Anexa a esse mesmo correio, encontra-se uma cópia de um artigo do Daily Telegraph denunciando as condições de vida dos imigrantes no Brasil. Em 5 de dezembro do mesmo ano, o mesmo correspondente do Rio de Janeiro retoma essa linha de argumentos em outra carta:

A ideia que, depois da abolição da escravidão (13 de maio de 1888), deu sequência à propaganda brasileira a favor da imigração deve provocar decepções. O Brasil não procurava com a imigração nada mais do que um substituto livre para o escravo. O imigrante desembarcado no Brasil encontrava trabalho e salário: mas a esperança da propriedade lhe continuava quase que proibida. Pois não havia, mesmo no Império, e não há, sobretudo, depois da Revolução Federativa de 1889, nenhuma terra que o Estado possa dar ou vender aos emigrantes. E quanto às grandes propriedades particulares, o “Fazendeiro” [em português no original] não consente em dividi-las ou parcelá-las [...] A França, aliás, não detém sozinha o privilégio das medidas de precaução contra a emigração para o Brasil. A maior parte dos governos europeus a seguiram nessa via. E o próprio governo brasileiro também se resignou, já que é às raças da Ásia que ele pede hoje braços para a cultura do café17 17 Ibidem. .
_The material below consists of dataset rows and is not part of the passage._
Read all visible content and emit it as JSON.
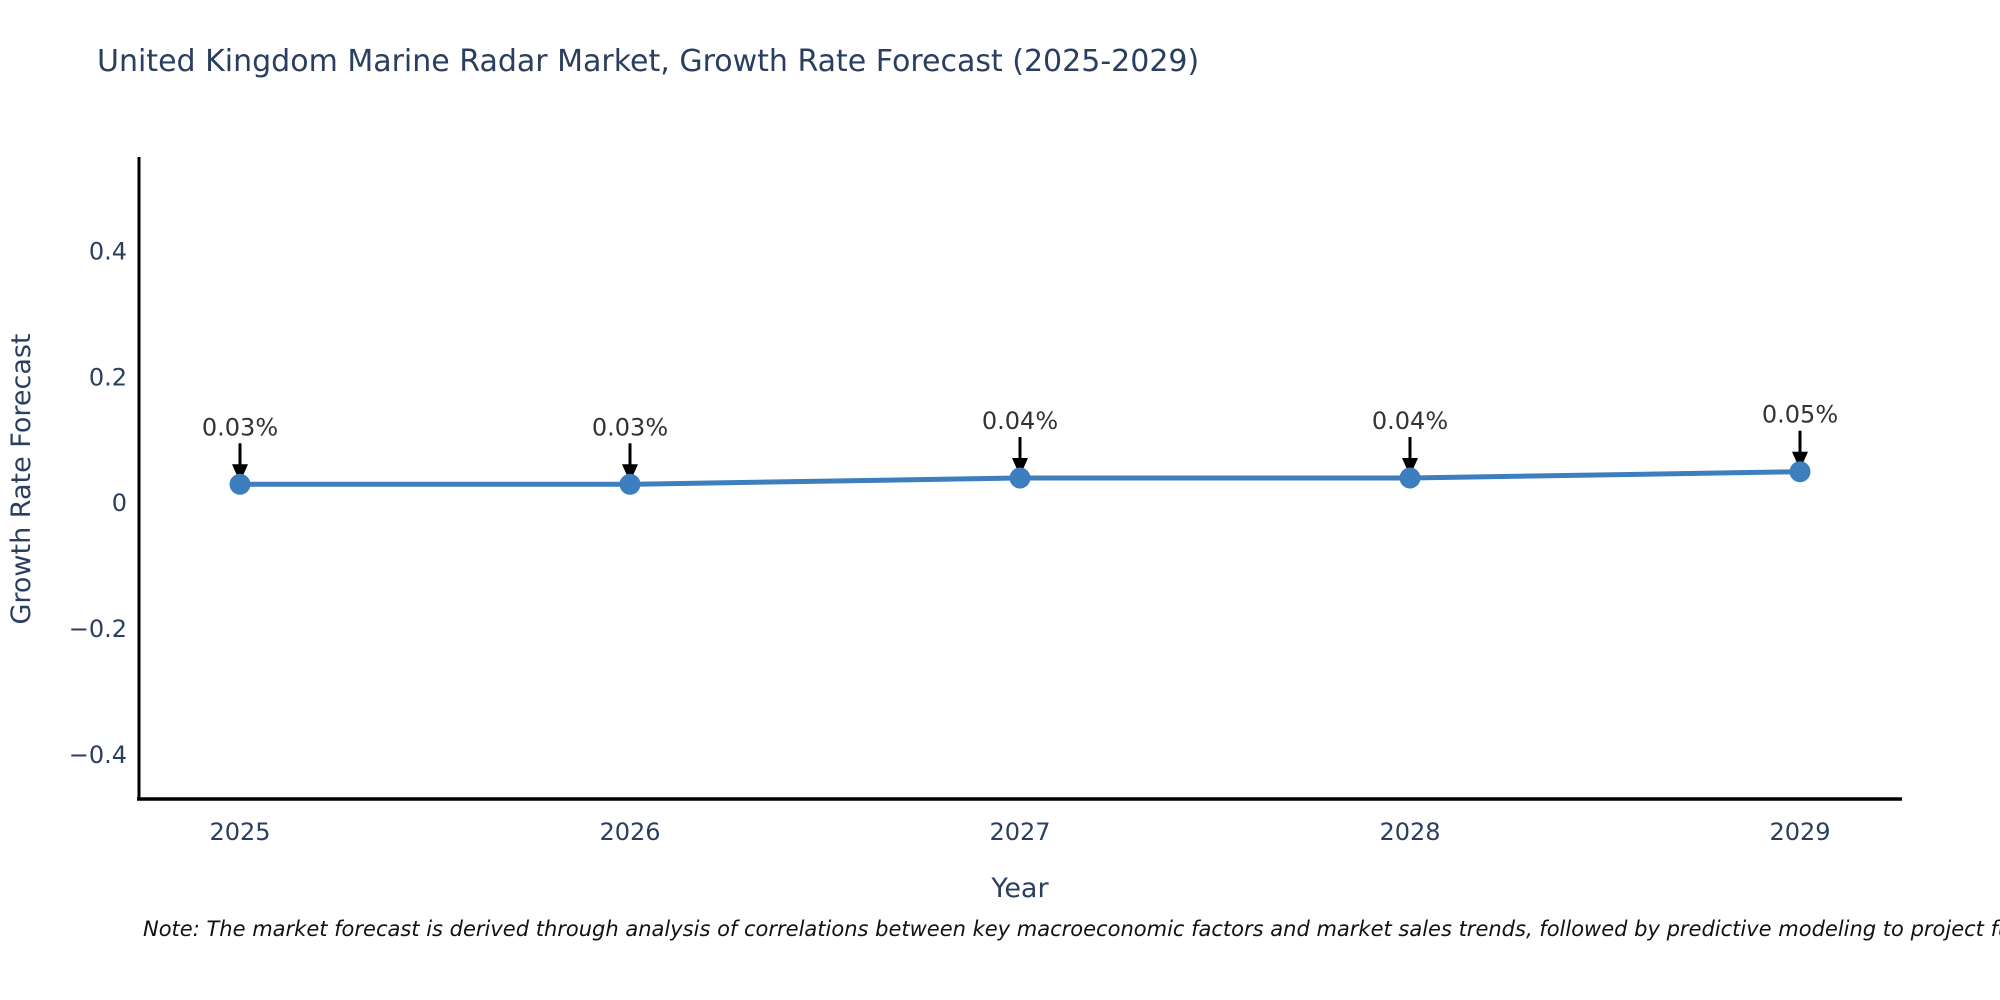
{
  "title": "United Kingdom Marine Radar Market, Growth Rate Forecast (2025-2029)",
  "note": "Note: The market forecast is derived through analysis of correlations between key macroeconomic factors and market sales trends, followed by predictive modeling to project future sa",
  "colors": {
    "title_text": "#2a3f5f",
    "axis_text": "#2a3f5f",
    "annotation_text": "#333333",
    "line": "#3d7ebf",
    "marker": "#3d7ebf",
    "arrow": "#000000",
    "axis_line": "#000000",
    "background": "#ffffff"
  },
  "chart_data": {
    "type": "line",
    "title": "United Kingdom Marine Radar Market, Growth Rate Forecast (2025-2029)",
    "x": [
      "2025",
      "2026",
      "2027",
      "2028",
      "2029"
    ],
    "series": [
      {
        "name": "Growth Rate Forecast",
        "values": [
          0.03,
          0.03,
          0.04,
          0.04,
          0.05
        ]
      }
    ],
    "data_labels": [
      "0.03%",
      "0.03%",
      "0.04%",
      "0.04%",
      "0.05%"
    ],
    "xlabel": "Year",
    "ylabel": "Growth Rate Forecast",
    "yticks": [
      0.4,
      0.2,
      0,
      -0.2,
      -0.4
    ],
    "ytick_labels": [
      "0.4",
      "0.2",
      "0",
      "−0.2",
      "−0.4"
    ],
    "ylim": [
      -0.47,
      0.55
    ],
    "grid": false,
    "legend": "none",
    "markers": true,
    "annotation_arrows": true
  }
}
Essa correspondência era destinada ao ministro das Relações Exteriores, mas não unicamente a ele, uma vez que uma nota do ministro do Comércio, da Indústria e das Colônias encontra-se anexa à documentação, assinalando a recepção do relatório do ministro da França no Rio relativo à questão da emigração ao Brasil (nota de 27/1/1893).

Mas a questão estava longe de ser decidida. A troca epistolar entre os ministros e os correspondentes no Brasil é contínua, atestando a existência de uma polêmica que exprime as pressões brasileiras, mas também dos diplomatas e cônsules no Brasil, pela derrogação da interdição, como se verá a seguir.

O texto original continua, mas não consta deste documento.